TAG_PREFIX_MAP: list[tuple[str, str]]   # logger-name prefix → tag
THIRD_PARTY_LOGGERS_BY_TAG: dict[str, tuple[str, ...]]

def route(record: logging.LogRecord) -> str: ...

route() walks TAG_PREFIX_MAP sorted by prefix length descending — the longest match always wins, so the order in which entries are written in source is not load-bearing.

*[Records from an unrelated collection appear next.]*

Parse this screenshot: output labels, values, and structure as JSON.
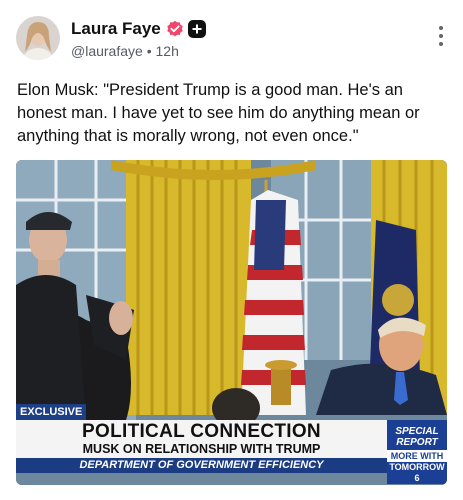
{
  "post": {
    "author_name": "Laura Faye",
    "handle": "@laurafaye",
    "separator": "•",
    "time_ago": "12h",
    "text": "Elon Musk: \"President Trump is a good man. He's an honest man. I have yet to see him do anything mean or anything that is morally wrong, not even once.\""
  },
  "icons": {
    "verified": "verified-badge-icon",
    "plus": "plus-badge-icon",
    "more": "more-options-icon"
  },
  "media": {
    "tag": "EXCLUSIVE",
    "headline": "POLITICAL CONNECTION",
    "subheadline": "MUSK ON RELATIONSHIP WITH TRUMP",
    "ticker": "DEPARTMENT OF GOVERNMENT EFFICIENCY",
    "special_line1": "SPECIAL",
    "special_line2": "REPORT",
    "more_with": "MORE WITH",
    "tomorrow": "TOMORROW 6"
  },
  "colors": {
    "verified_badge": "#f0466b",
    "chyron_blue": "#1b3b82",
    "curtain_gold": "#d9b92c"
  }
}
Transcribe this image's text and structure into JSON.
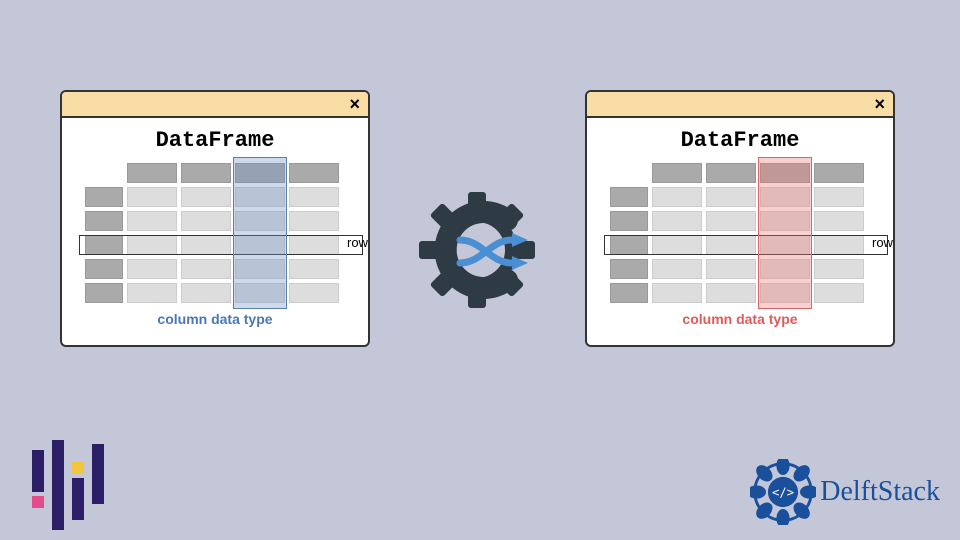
{
  "diagram": {
    "left_window": {
      "title": "DataFrame",
      "row_label": "row",
      "column_label": "column data type",
      "highlight_color": "blue"
    },
    "right_window": {
      "title": "DataFrame",
      "row_label": "row",
      "column_label": "column data type",
      "highlight_color": "red"
    },
    "close_symbol": "×"
  },
  "branding": {
    "site_name": "DelftStack"
  },
  "chart_data": {
    "type": "diagram",
    "description": "Two DataFrame window illustrations connected by a gear/convert icon with arrows, depicting conversion of a column's data type. Left DataFrame highlights a column in blue labeled 'column data type'; right DataFrame highlights the same column in red labeled 'column data type'. Both show a row outline labeled 'row'.",
    "left": {
      "entity": "DataFrame",
      "highlighted": "column",
      "color": "blue",
      "label": "column data type"
    },
    "right": {
      "entity": "DataFrame",
      "highlighted": "column",
      "color": "red",
      "label": "column data type"
    },
    "operation": "convert / transform (gear with shuffle arrows)"
  }
}
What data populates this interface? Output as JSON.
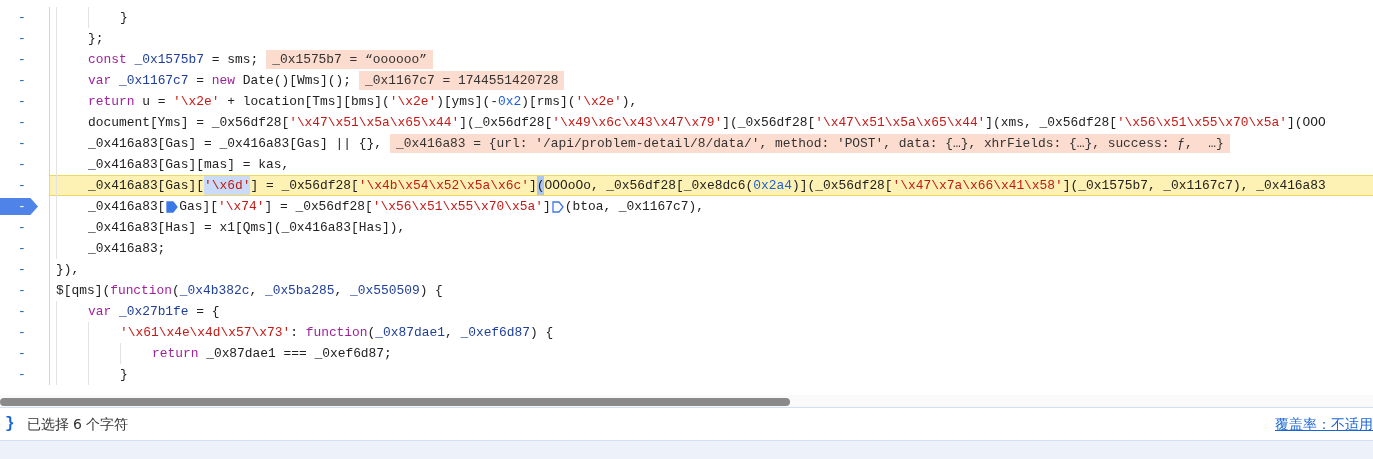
{
  "editor": {
    "lines": [
      {
        "gutter": "-",
        "current": false,
        "breakpoint": false,
        "tokens": [
          {
            "kind": "plain",
            "text": "        }"
          }
        ]
      },
      {
        "gutter": "-",
        "current": false,
        "breakpoint": false,
        "tokens": [
          {
            "kind": "plain",
            "text": "    };"
          }
        ]
      },
      {
        "gutter": "-",
        "current": false,
        "breakpoint": false,
        "tokens": [
          {
            "kind": "keyword",
            "text": "    const"
          },
          {
            "kind": "def",
            "text": " _0x1575b7"
          },
          {
            "kind": "plain",
            "text": " = sms;"
          },
          {
            "kind": "value",
            "text": "_0x1575b7 = “oooooo”"
          }
        ]
      },
      {
        "gutter": "-",
        "current": false,
        "breakpoint": false,
        "tokens": [
          {
            "kind": "keyword",
            "text": "    var"
          },
          {
            "kind": "def",
            "text": " _0x1167c7"
          },
          {
            "kind": "plain",
            "text": " = "
          },
          {
            "kind": "keyword",
            "text": "new"
          },
          {
            "kind": "plain",
            "text": " Date()[Wms]();"
          },
          {
            "kind": "value",
            "text": "_0x1167c7 = 1744551420728"
          }
        ]
      },
      {
        "gutter": "-",
        "current": false,
        "breakpoint": false,
        "tokens": [
          {
            "kind": "keyword",
            "text": "    return"
          },
          {
            "kind": "plain",
            "text": " u = "
          },
          {
            "kind": "string",
            "text": "'\\x2e'"
          },
          {
            "kind": "plain",
            "text": " + location[Tms][bms]("
          },
          {
            "kind": "string",
            "text": "'\\x2e'"
          },
          {
            "kind": "plain",
            "text": ")[yms](-"
          },
          {
            "kind": "number",
            "text": "0x2"
          },
          {
            "kind": "plain",
            "text": ")[rms]("
          },
          {
            "kind": "string",
            "text": "'\\x2e'"
          },
          {
            "kind": "plain",
            "text": "),"
          }
        ]
      },
      {
        "gutter": "-",
        "current": false,
        "breakpoint": false,
        "tokens": [
          {
            "kind": "plain",
            "text": "    document[Yms] = _0x56df28["
          },
          {
            "kind": "string",
            "text": "'\\x47\\x51\\x5a\\x65\\x44'"
          },
          {
            "kind": "plain",
            "text": "](_0x56df28["
          },
          {
            "kind": "string",
            "text": "'\\x49\\x6c\\x43\\x47\\x79'"
          },
          {
            "kind": "plain",
            "text": "](_0x56df28["
          },
          {
            "kind": "string",
            "text": "'\\x47\\x51\\x5a\\x65\\x44'"
          },
          {
            "kind": "plain",
            "text": "](xms, _0x56df28["
          },
          {
            "kind": "string",
            "text": "'\\x56\\x51\\x55\\x70\\x5a'"
          },
          {
            "kind": "plain",
            "text": "](OOO"
          }
        ]
      },
      {
        "gutter": "-",
        "current": false,
        "breakpoint": false,
        "tokens": [
          {
            "kind": "plain",
            "text": "    _0x416a83[Gas] = _0x416a83[Gas] || {},"
          },
          {
            "kind": "value",
            "text": "_0x416a83 = {url: '/api/problem-detail/8/data/', method: 'POST', data: {…}, xhrFields: {…}, success: ƒ,  …}"
          }
        ]
      },
      {
        "gutter": "-",
        "current": false,
        "breakpoint": false,
        "tokens": [
          {
            "kind": "plain",
            "text": "    _0x416a83[Gas][mas] = kas,"
          }
        ]
      },
      {
        "gutter": "-",
        "current": true,
        "breakpoint": false,
        "tokens": [
          {
            "kind": "plain",
            "text": "    _0x416a83[Gas]["
          },
          {
            "kind": "selection",
            "text": "'\\x6d'"
          },
          {
            "kind": "plain",
            "text": "] = _0x56df28["
          },
          {
            "kind": "string",
            "text": "'\\x4b\\x54\\x52\\x5a\\x6c'"
          },
          {
            "kind": "plain",
            "text": "]"
          },
          {
            "kind": "bracket",
            "text": "("
          },
          {
            "kind": "plain",
            "text": "OOOoOo, _0x56df28[_0xe8dc6("
          },
          {
            "kind": "number",
            "text": "0x2a4"
          },
          {
            "kind": "plain",
            "text": ")](_0x56df28["
          },
          {
            "kind": "string",
            "text": "'\\x47\\x7a\\x66\\x41\\x58'"
          },
          {
            "kind": "plain",
            "text": "](_0x1575b7, _0x1167c7), _0x416a83"
          }
        ]
      },
      {
        "gutter": "-",
        "current": false,
        "breakpoint": true,
        "tokens": [
          {
            "kind": "plain",
            "text": "    _0x416a83["
          },
          {
            "kind": "bp-filled"
          },
          {
            "kind": "plain",
            "text": "Gas]["
          },
          {
            "kind": "string",
            "text": "'\\x74'"
          },
          {
            "kind": "plain",
            "text": "] = _0x56df28["
          },
          {
            "kind": "string",
            "text": "'\\x56\\x51\\x55\\x70\\x5a'"
          },
          {
            "kind": "plain",
            "text": "]"
          },
          {
            "kind": "bp-outline"
          },
          {
            "kind": "plain",
            "text": "(btoa, _0x1167c7),"
          }
        ]
      },
      {
        "gutter": "-",
        "current": false,
        "breakpoint": false,
        "tokens": [
          {
            "kind": "plain",
            "text": "    _0x416a83[Has] = x1[Qms](_0x416a83[Has]),"
          }
        ]
      },
      {
        "gutter": "-",
        "current": false,
        "breakpoint": false,
        "tokens": [
          {
            "kind": "plain",
            "text": "    _0x416a83;"
          }
        ]
      },
      {
        "gutter": "-",
        "current": false,
        "breakpoint": false,
        "tokens": [
          {
            "kind": "plain",
            "text": "}),"
          }
        ]
      },
      {
        "gutter": "-",
        "current": false,
        "breakpoint": false,
        "tokens": [
          {
            "kind": "plain",
            "text": "$[qms]("
          },
          {
            "kind": "keyword",
            "text": "function"
          },
          {
            "kind": "plain",
            "text": "("
          },
          {
            "kind": "def",
            "text": "_0x4b382c"
          },
          {
            "kind": "plain",
            "text": ", "
          },
          {
            "kind": "def",
            "text": "_0x5ba285"
          },
          {
            "kind": "plain",
            "text": ", "
          },
          {
            "kind": "def",
            "text": "_0x550509"
          },
          {
            "kind": "plain",
            "text": ") {"
          }
        ]
      },
      {
        "gutter": "-",
        "current": false,
        "breakpoint": false,
        "tokens": [
          {
            "kind": "keyword",
            "text": "    var"
          },
          {
            "kind": "def",
            "text": " _0x27b1fe"
          },
          {
            "kind": "plain",
            "text": " = {"
          }
        ]
      },
      {
        "gutter": "-",
        "current": false,
        "breakpoint": false,
        "tokens": [
          {
            "kind": "string",
            "text": "        '\\x61\\x4e\\x4d\\x57\\x73'"
          },
          {
            "kind": "plain",
            "text": ": "
          },
          {
            "kind": "keyword",
            "text": "function"
          },
          {
            "kind": "plain",
            "text": "("
          },
          {
            "kind": "def",
            "text": "_0x87dae1"
          },
          {
            "kind": "plain",
            "text": ", "
          },
          {
            "kind": "def",
            "text": "_0xef6d87"
          },
          {
            "kind": "plain",
            "text": ") {"
          }
        ]
      },
      {
        "gutter": "-",
        "current": false,
        "breakpoint": false,
        "tokens": [
          {
            "kind": "keyword",
            "text": "            return"
          },
          {
            "kind": "plain",
            "text": " _0x87dae1 === _0xef6d87;"
          }
        ]
      },
      {
        "gutter": "-",
        "current": false,
        "breakpoint": false,
        "tokens": [
          {
            "kind": "plain",
            "text": "        }"
          }
        ]
      }
    ]
  },
  "status_bar": {
    "format_button": "}",
    "selection_info": "已选择 6 个字符",
    "coverage": "覆盖率：不适用"
  }
}
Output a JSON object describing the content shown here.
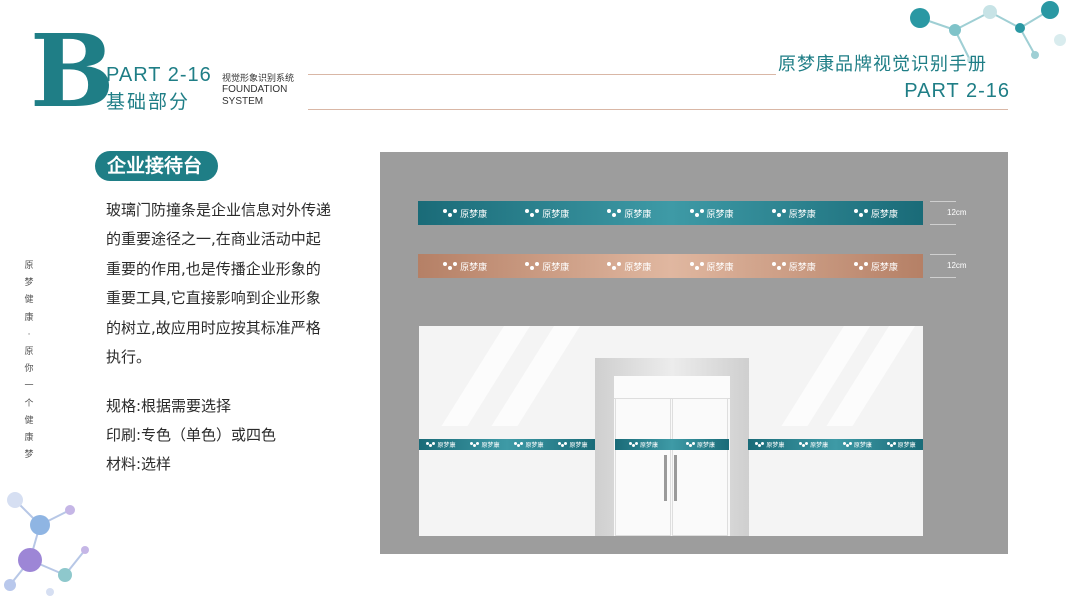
{
  "header": {
    "letter": "B",
    "part_code": "PART 2-16",
    "section_cn": "基础部分",
    "section_sub_cn": "视觉形象识别系统",
    "section_en_line1": "FOUNDATION",
    "section_en_line2": "SYSTEM",
    "manual_title": "原梦康品牌视觉识别手册",
    "manual_part": "PART 2-16"
  },
  "slogan": [
    "原",
    "梦",
    "健",
    "康",
    "·",
    "原",
    "你",
    "一",
    "个",
    "健",
    "康",
    "梦"
  ],
  "content": {
    "heading": "企业接待台",
    "body": "玻璃门防撞条是企业信息对外传递的重要途径之一,在商业活动中起重要的作用,也是传播企业形象的重要工具,它直接影响到企业形象的树立,故应用时应按其标准严格执行。",
    "spec_size": "规格:根据需要选择",
    "spec_print": "印刷:专色（单色）或四色",
    "spec_material": "材料:选样"
  },
  "illustration": {
    "logo_text": "原梦康",
    "dimension_1": "12cm",
    "dimension_2": "12cm"
  },
  "colors": {
    "brand_teal": "#1f7e86",
    "band_teal": "#2f8c98",
    "band_bronze": "#c99680",
    "wall_gray": "#9d9d9d",
    "rule_tan": "#d9b7a6"
  }
}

An unknown logger name falls back to the api tag.

THIRD_PARTY_LOGGERS_BY_TAG is the single source of truth for stdlib loggers (httpx, httpcore, uvicorn.access) whose level must follow a UI tag. install_logbus() reads it at startup to silence them at WARNING; the dashboard's PUT /api/dashboard/logs/level endpoint reads the same map to resync them when the operator raises a tag.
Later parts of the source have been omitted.